Using HTTP Request tool for AI agents to scrape websites

ptford · September 14, 2024, 2:18am

Describe the problem/error/question

I tried searching, but could only find instances using APIs. Im trying to use the HTTP request tool with AI agents to simply GET (i.e. visit) a website and read data from it. I tried using a normal HTTP Request node in the workflow to just extract the HTML, but in most cases the HTML contains too many tokens for the AI to process, so I’m trying to see if a tool can do this easier.

What is the error message (if any)?

When using the HTTP tool, I only ever get a “Tool response was not in the expected format” error message.

Please share your workflow

Information on your n8n setup

n8n version: 1.56.2
Database (default: SQLite): SQLite
n8n EXECUTIONS_PROCESS setting (default: own, main): main
Running n8n via (Docker, npm, n8n cloud, desktop app): Docker Compose
Operating system: Ubuntu

KHarv · September 14, 2024, 2:41pm

Hello and welcome!
It’s standard practice in scraping to preprocess HTML before sending it into the AI. I would suggest using Code node to parse your input and extract what you want.

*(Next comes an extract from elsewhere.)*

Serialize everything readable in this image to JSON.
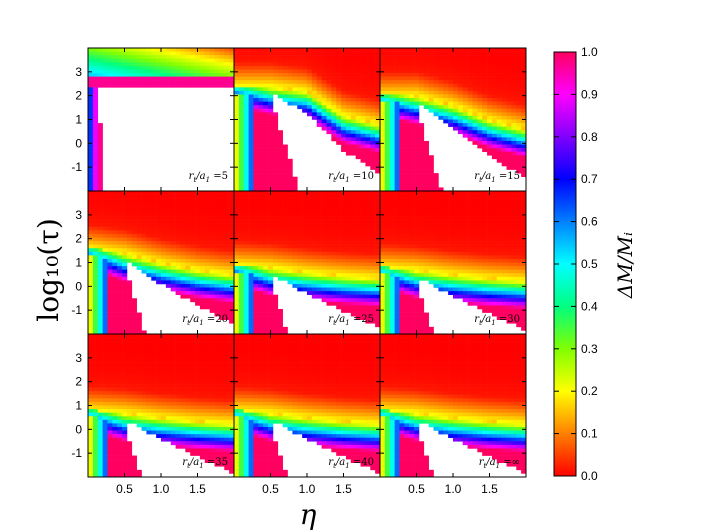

But beyond that, scraping is a very deep subject and there are various ways to go about it, so it’s hard to say more without knowing the exact application.

ptford · September 15, 2024, 12:37am

Got it, yes I suppose more context would definitely be helpful. I want to be able to send the AI a link as part of a prompt and have it visit the link and return back information about the company on that website. This is easily done in ChatGPT UI, but the OpenAI API does not provide a way to let the AI access the internet so I need to provide a tool for it to browse the web. Scraping is probably not the correct word I should use here. I suppose it could also take a screenshot of the link and do some image recognition to gather the info, although that would not include scrolling the webpage.

system · December 14, 2024, 12:38am

This topic was automatically closed 90 days after the last reply. New replies are no longer allowed.